Le 31 mai 2024, le Conseil d’État a rendu un arrêt décisif concernant le Crédit d’Impôt Recherche (CIR) pour les jeunes docteurs, dans une affaire opposant la société Awalee Consulting à l’administration fiscale. Cette décision apporte des éclaircissements essentiels sur les dépenses de personnel éligibles au CIR, notamment pour les docteurs embauchés en contrat à durée indéterminée (CDI).
Contexte du Crédit d’Impôt Recherche
Le CIR, défini par l’article 244 quater B du Code Général des Impôts (CGI), vise à stimuler la recherche et l’innovation en accordant aux entreprises des crédits d’impôt sur leurs dépenses de recherche. Une disposition particulière du CIR permet de doubler les dépenses de personnel pour les docteurs pendant les vingt-quatre premiers mois de leur CDI, à condition qu’il s’agisse de leur premier emploi en CDI.
Conflit et Jugement
Awalee Consulting a contesté la décision de l’administration fiscale qui refusait de doubler les dépenses de personnel pour deux employés ayant soutenu leur thèse de doctorat après leur recrutement. L’administration avait rejeté la demande, estimant que les contrats avaient été signés avant l’obtention de leurs doctorats. Le Conseil d’État a jugé cette interprétation trop stricte, statuant que l’entreprise pouvait bénéficier de l’avantage fiscal à partir de la date d’obtention de leur diplôme jusqu’à la fin des 24 mois suivant le début du CDI.
Avis du Rapporteur Public
Le rapporteur public, a mis en avant l’importance d’une interprétation plus souple de la loi fiscale, alignée avec l’objectif de promotion de l’emploi des jeunes docteurs souhaité par l’État. Il a recommandé une application pragmatique du doublement des dépenses, même si le doctorat est obtenu après l’embauche.

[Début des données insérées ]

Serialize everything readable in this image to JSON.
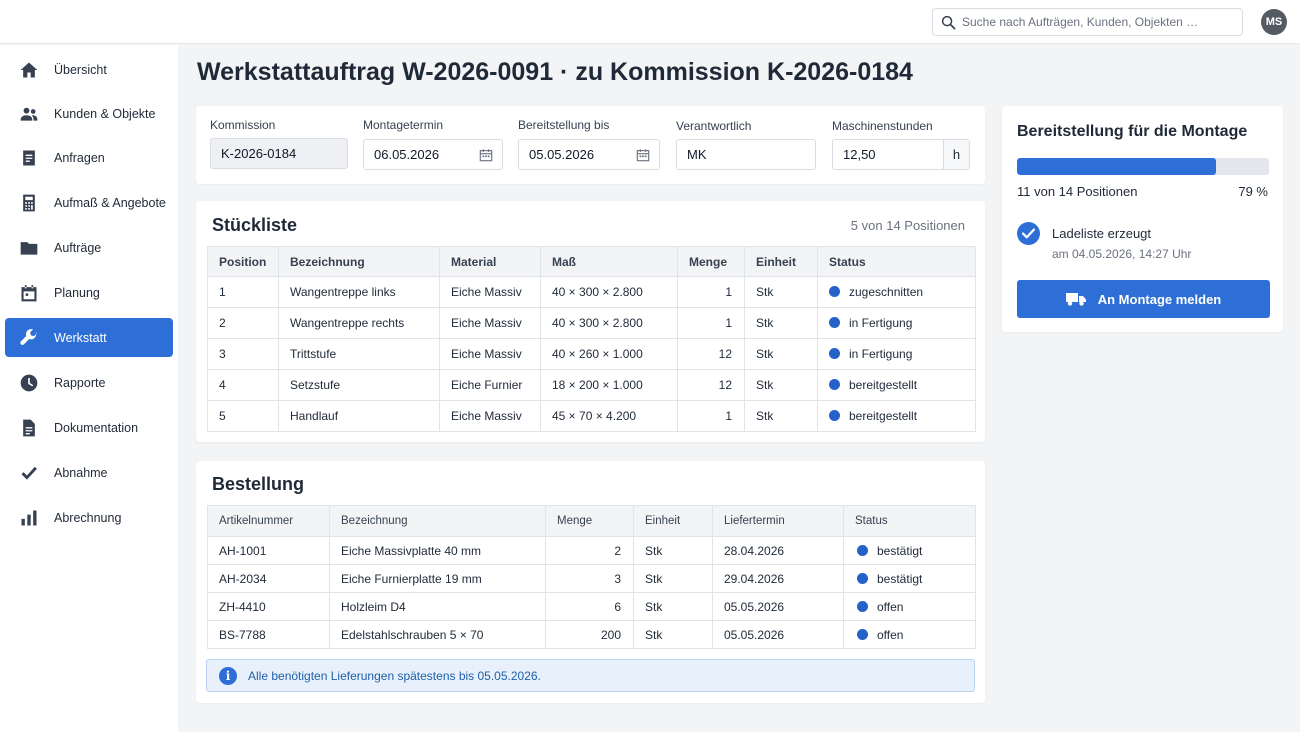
{
  "search": {
    "placeholder": "Suche nach Aufträgen, Kunden, Objekten …"
  },
  "user": {
    "initials": "MS"
  },
  "sidebar": {
    "items": [
      {
        "label": "Übersicht",
        "icon": "home-icon"
      },
      {
        "label": "Kunden & Objekte",
        "icon": "people-icon"
      },
      {
        "label": "Anfragen",
        "icon": "document-icon"
      },
      {
        "label": "Aufmaß & Angebote",
        "icon": "calculator-icon"
      },
      {
        "label": "Aufträge",
        "icon": "folder-icon"
      },
      {
        "label": "Planung",
        "icon": "calendar-icon"
      },
      {
        "label": "Werkstatt",
        "icon": "wrench-icon",
        "active": true
      },
      {
        "label": "Rapporte",
        "icon": "clock-icon"
      },
      {
        "label": "Dokumentation",
        "icon": "file-icon"
      },
      {
        "label": "Abnahme",
        "icon": "checkmark-icon"
      },
      {
        "label": "Abrechnung",
        "icon": "bar-chart-icon"
      }
    ]
  },
  "page": {
    "title": "Werkstattauftrag W-2026-0091 · zu Kommission K-2026-0184"
  },
  "form": {
    "kommission": {
      "label": "Kommission",
      "value": "K-2026-0184"
    },
    "montagetermin": {
      "label": "Montagetermin",
      "value": "06.05.2026"
    },
    "bereitstellung": {
      "label": "Bereitstellung bis",
      "value": "05.05.2026"
    },
    "verantwortlich": {
      "label": "Verantwortlich",
      "value": "MK"
    },
    "maschinenstunden": {
      "label": "Maschinenstunden",
      "value": "12,50",
      "unit": "h"
    }
  },
  "stueckliste": {
    "title": "Stückliste",
    "count": "5 von 14 Positionen",
    "columns": [
      "Position",
      "Bezeichnung",
      "Material",
      "Maß",
      "Menge",
      "Einheit",
      "Status"
    ],
    "rows": [
      {
        "pos": "1",
        "bezeichnung": "Wangentreppe links",
        "material": "Eiche Massiv",
        "mass": "40 × 300 × 2.800",
        "menge": "1",
        "einheit": "Stk",
        "status": "zugeschnitten"
      },
      {
        "pos": "2",
        "bezeichnung": "Wangentreppe rechts",
        "material": "Eiche Massiv",
        "mass": "40 × 300 × 2.800",
        "menge": "1",
        "einheit": "Stk",
        "status": "in Fertigung"
      },
      {
        "pos": "3",
        "bezeichnung": "Trittstufe",
        "material": "Eiche Massiv",
        "mass": "40 × 260 × 1.000",
        "menge": "12",
        "einheit": "Stk",
        "status": "in Fertigung"
      },
      {
        "pos": "4",
        "bezeichnung": "Setzstufe",
        "material": "Eiche Furnier",
        "mass": "18 × 200 × 1.000",
        "menge": "12",
        "einheit": "Stk",
        "status": "bereitgestellt"
      },
      {
        "pos": "5",
        "bezeichnung": "Handlauf",
        "material": "Eiche Massiv",
        "mass": "45 × 70 × 4.200",
        "menge": "1",
        "einheit": "Stk",
        "status": "bereitgestellt"
      }
    ]
  },
  "bestellung": {
    "title": "Bestellung",
    "columns": [
      "Artikelnummer",
      "Bezeichnung",
      "Menge",
      "Einheit",
      "Liefertermin",
      "Status"
    ],
    "rows": [
      {
        "artikel": "AH-1001",
        "bezeichnung": "Eiche Massivplatte 40 mm",
        "menge": "2",
        "einheit": "Stk",
        "termin": "28.04.2026",
        "status": "bestätigt"
      },
      {
        "artikel": "AH-2034",
        "bezeichnung": "Eiche Furnierplatte 19 mm",
        "menge": "3",
        "einheit": "Stk",
        "termin": "29.04.2026",
        "status": "bestätigt"
      },
      {
        "artikel": "ZH-4410",
        "bezeichnung": "Holzleim D4",
        "menge": "6",
        "einheit": "Stk",
        "termin": "05.05.2026",
        "status": "offen"
      },
      {
        "artikel": "BS-7788",
        "bezeichnung": "Edelstahlschrauben 5 × 70",
        "menge": "200",
        "einheit": "Stk",
        "termin": "05.05.2026",
        "status": "offen"
      }
    ],
    "info": "Alle benötigten Lieferungen spätestens bis 05.05.2026."
  },
  "bereitstellung_card": {
    "title": "Bereitstellung für die Montage",
    "progress_fraction": 0.79,
    "progress_text": "11 von 14 Positionen",
    "progress_percent": "79 %",
    "ladeliste_title": "Ladeliste erzeugt",
    "ladeliste_time": "am 04.05.2026, 14:27 Uhr",
    "button_label": "An Montage melden"
  },
  "colors": {
    "accent": "#2d6fd6",
    "status_dot": "#2461c9",
    "info_bg": "#e8f1fb"
  }
}
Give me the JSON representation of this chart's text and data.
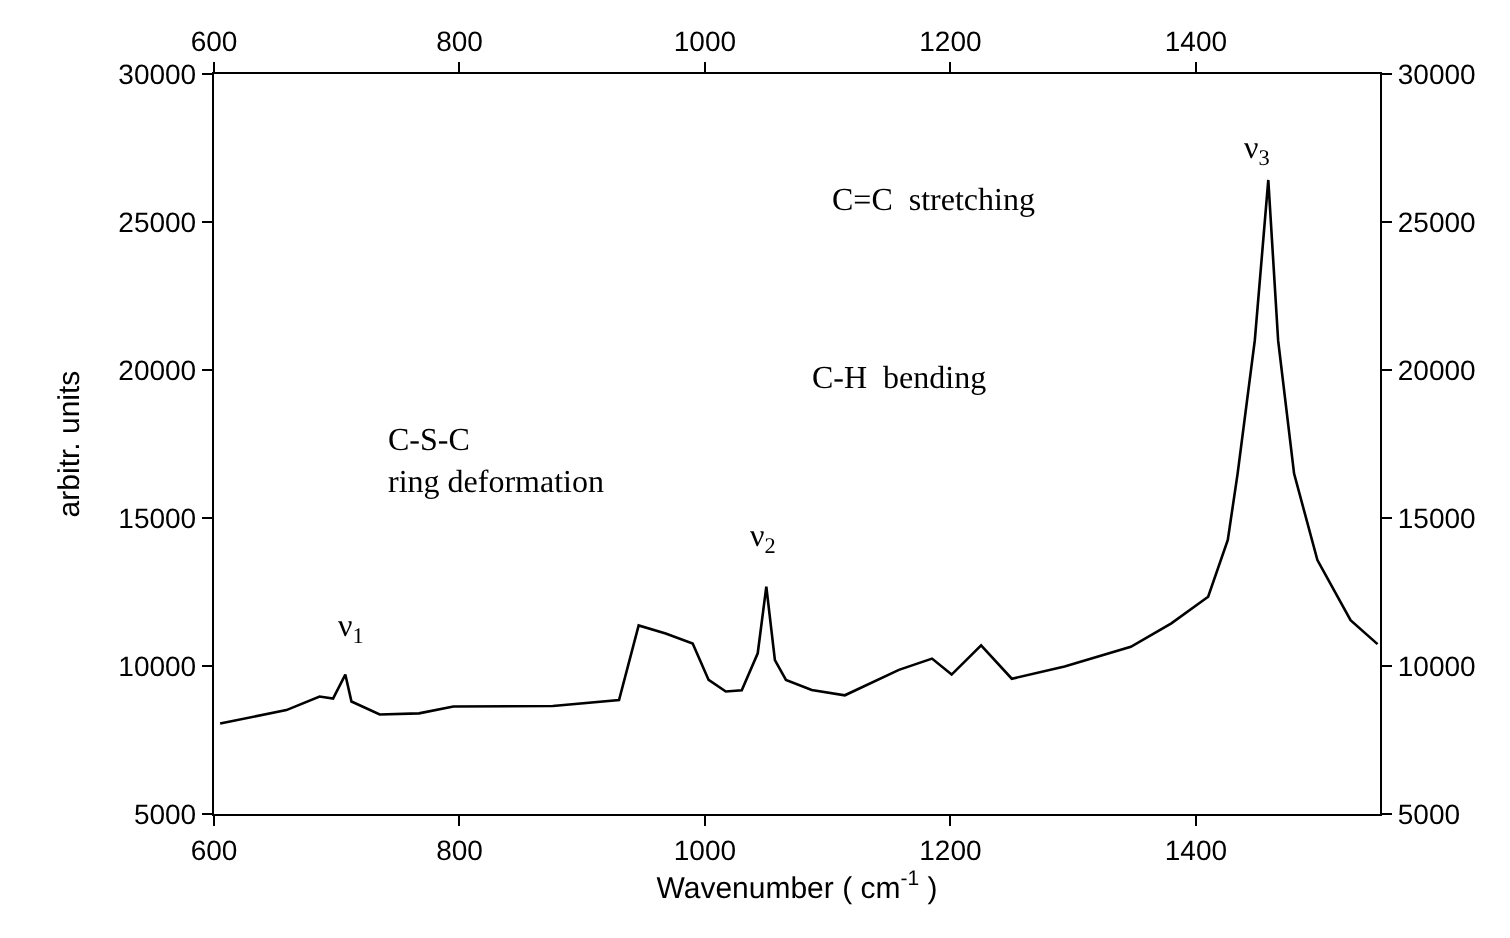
{
  "chart_data": {
    "type": "line",
    "xlabel": "Wavenumber ( cm$^{-1}$ )",
    "ylabel": "arbitr. units",
    "x": [
      605,
      659,
      686,
      697,
      707,
      712,
      735,
      767,
      795,
      876,
      930,
      946,
      968,
      990,
      1003,
      1017,
      1030,
      1043,
      1050,
      1057,
      1066,
      1087,
      1114,
      1158,
      1185,
      1201,
      1225,
      1250,
      1293,
      1347,
      1380,
      1410,
      1426,
      1434,
      1448,
      1459,
      1467,
      1480,
      1499,
      1526,
      1548
    ],
    "series": [
      {
        "color": "#000000",
        "values": [
          8060,
          8510,
          8970,
          8900,
          9710,
          8800,
          8360,
          8400,
          8630,
          8650,
          8850,
          11370,
          11100,
          10760,
          9530,
          9140,
          9180,
          10430,
          12680,
          10200,
          9530,
          9190,
          9010,
          9870,
          10250,
          9710,
          10700,
          9570,
          9980,
          10650,
          11440,
          12340,
          14260,
          16500,
          21000,
          26420,
          21000,
          16500,
          13580,
          11550,
          10740
        ]
      }
    ],
    "xlim": [
      600,
      1550
    ],
    "xticks": [
      600,
      800,
      1000,
      1200,
      1400
    ],
    "x2lim": [
      600,
      1550
    ],
    "x2ticks": [
      600,
      800,
      1000,
      1200,
      1400
    ],
    "ylim": [
      5000,
      30000
    ],
    "yticks": [
      5000,
      10000,
      15000,
      20000,
      25000,
      30000
    ],
    "y2lim": [
      5000,
      30000
    ],
    "y2ticks": [
      5000,
      10000,
      15000,
      20000,
      25000,
      30000
    ],
    "annotations": [
      "ν$_{1}$",
      "ν$_{2}$",
      "ν$_{3}$",
      "C-S-C\nring deformation",
      "C-H  bending",
      "C=C  stretching"
    ],
    "marker": "none",
    "line_style": "solid"
  }
}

Toutefois, il a précisé que la période de 24 mois doit commencer à la date du premier CDI et non à la date d’obtention du doctorat.
Principes Établis par le Conseil d’État
Le Conseil d’État a clarifié que :
« Les dépenses de personnel relatives aux chercheurs et techniciens de recherche directement et exclusivement affectés aux opérations éligibles sont prises en compte au titre du crédit d’impôt pour le double de leur montant lorsqu’elles concernent des personnes titulaires d’un doctorat, à compter de la date d’obtention du doctorat, si elle est postérieure à leur recrutement. Cette prise en compte est limitée à une durée de 24 mois suivant le premier recrutement en CDI. »
Ainsi, le Conseil d’État a annulé l’arrêt de la Cour d’appel de Paris, qui avait refusé l’avantage fiscal au motif que les salariés n’avaient pas été recrutés en tant que Jeunes Docteurs et n’avaient pas conclu de nouveau contrat après l’obtention de leur doctorat. Il a déterminé que pour les salariés en CDI lors de l’obtention de leur doctorat, il n’est pas nécessaire de signer un avenant pour bénéficier du statut Jeune Docteur, bien que le point de départ du bénéfice soit la date d’embauche en CDI.
Implications pour les Entreprises
Pour bénéficier du statut Jeune Docteur pendant 24 mois, les entreprises doivent envisager deux scénarios :
- Salarié diplômé au moment de l’embauche : le statut s’applique dès le premier jour du contrat.
- Salarié obtenant son diplôme après la signature du contrat : il est nécessaire de proposer d’abord un contrat à durée déterminée (CDD) et de le transformer en CDI après l’obtention du doctorat.
Nb : Pour les thèses CIFRE, il est crucial de maintenir un CDD pendant la durée de la thèse afin de bénéficier du statut Jeune Docteur.
Conclusion
Cette décision du Conseil d’État simplifie grandement l’application du statut Jeune Docteur pour les entreprises innovantes. Toutefois, pour profiter de cet avantage pendant toute la période de 24 mois, il est conseillé de recruter après l’obtention du doctorat ou de commencer par un CDD avant de passer à un CDI.
Pour consulter la décision complète, cliquez ici.
Références :
- Conseil d’État, 8ème – 3ème chambres réunies, 31/05/2024, 476354.
- Rapport public, M. Romain Victor, 22 mai 2024.